Here’s the thing about losing my religion. I’m not just losing a life choice, or a culture, or memories, or friends. I am losing guidance in my every move, meaning in my every choice, and confidence in my every belief. And now I have to start from scratch. The thing is, the more you were in, the more you have to rebuild once you are out. And I was IN. So this is hard.

So, here’s the cliff notes to the cliff notes to the back story: about three years ago, the husband started on a research journey that split off into little pathways that I kept running into. That is, for better or for worse (but really for better), he asked me here and there to give opinions on things and to research with him. Unfortunately, when I did, I found out that super duper, important publications from my religion contradict other super duper, important publications from my religion, which is not okay, since my religion claims to have perfect doctrines. And these weren’t just contradictions like “Archbishop A thinks xyz and Archbishop B disagrees” These were significant contradictions. To illustrate:

  • Fundamental Leader taught pure doctrine that was guided directly by God. All other doctrines of Church depend on Fundamental Leader being true. Current Leader also speaks directly for God. Current Leader recites facts proving that Fundamental Leader made a public declaration — to the world, to his wife, to everyone — unequivocally stating something excruciatingly (and importantly) not true.
  • Current Leader is the most important of all and speaks directly for God. Keystone of Church is Scripture A. Current Leader unequivocally denies a principle that is unequivocally taught in Scripture A.
  • Fundamental Leader receives Scripture B and, straight from God, describes Scripture B’s origins. Current Leader comments on Scripture B and, straight from God, reveals a very different origin for Scripture B.

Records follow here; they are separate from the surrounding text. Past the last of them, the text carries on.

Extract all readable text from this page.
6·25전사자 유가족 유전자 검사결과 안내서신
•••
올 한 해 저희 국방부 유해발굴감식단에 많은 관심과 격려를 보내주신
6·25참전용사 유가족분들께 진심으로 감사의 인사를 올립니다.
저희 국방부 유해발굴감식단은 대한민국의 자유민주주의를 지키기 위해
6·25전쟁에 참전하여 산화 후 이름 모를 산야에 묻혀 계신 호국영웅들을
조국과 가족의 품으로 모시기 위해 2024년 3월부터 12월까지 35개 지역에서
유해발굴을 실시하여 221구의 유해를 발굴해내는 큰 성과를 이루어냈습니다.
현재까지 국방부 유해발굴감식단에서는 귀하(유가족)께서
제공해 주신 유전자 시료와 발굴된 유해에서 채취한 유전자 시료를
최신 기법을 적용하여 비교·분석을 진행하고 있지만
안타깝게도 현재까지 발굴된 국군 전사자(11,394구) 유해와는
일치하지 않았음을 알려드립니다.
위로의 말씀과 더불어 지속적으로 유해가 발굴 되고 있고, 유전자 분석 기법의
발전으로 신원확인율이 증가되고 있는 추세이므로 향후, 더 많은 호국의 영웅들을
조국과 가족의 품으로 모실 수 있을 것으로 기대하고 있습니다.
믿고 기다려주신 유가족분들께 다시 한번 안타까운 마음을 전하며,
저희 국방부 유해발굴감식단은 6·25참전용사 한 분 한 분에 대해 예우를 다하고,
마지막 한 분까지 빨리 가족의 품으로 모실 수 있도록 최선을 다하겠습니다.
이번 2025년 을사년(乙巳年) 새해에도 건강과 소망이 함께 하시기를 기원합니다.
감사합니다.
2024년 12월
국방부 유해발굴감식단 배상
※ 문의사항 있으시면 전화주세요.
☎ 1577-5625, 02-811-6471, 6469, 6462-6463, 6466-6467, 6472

So, I asked, who of all these parties are right; or, are they all wrong together?

And the walls came tumbling down. And down. And down. And now I can’t unlearn what I have learned, or unsee what I have seen, or re-veil what I have un-veiled.

And I wish to high heaven that I was simply what others from my religion think I am — a lost soul, lost to sin. I wish with everything in me that this was just about repentance. Repentance is a bitter-sweet experience that brings miraculous growth and forgiveness, it is two parts sorrow and eight parts happiness.

But no. This, my friends, is not about sin. This is about truth. And the truth hurts. And the truth is hard. And the truth is that I now have to wade through a whole slew of questions and emotions about life and death and sickness and goodness and injustice and spirituality and human nature and prosaic choices like career moves and health goals and parenting and family size and women’s rights and gender roles and, and, and I have pretty much no tools to do it with.

So in case you were wondering: Life: it’s bigger; it’s bigger than you, and you are not me. That’s me in the corner, losing my religion. And it sucks.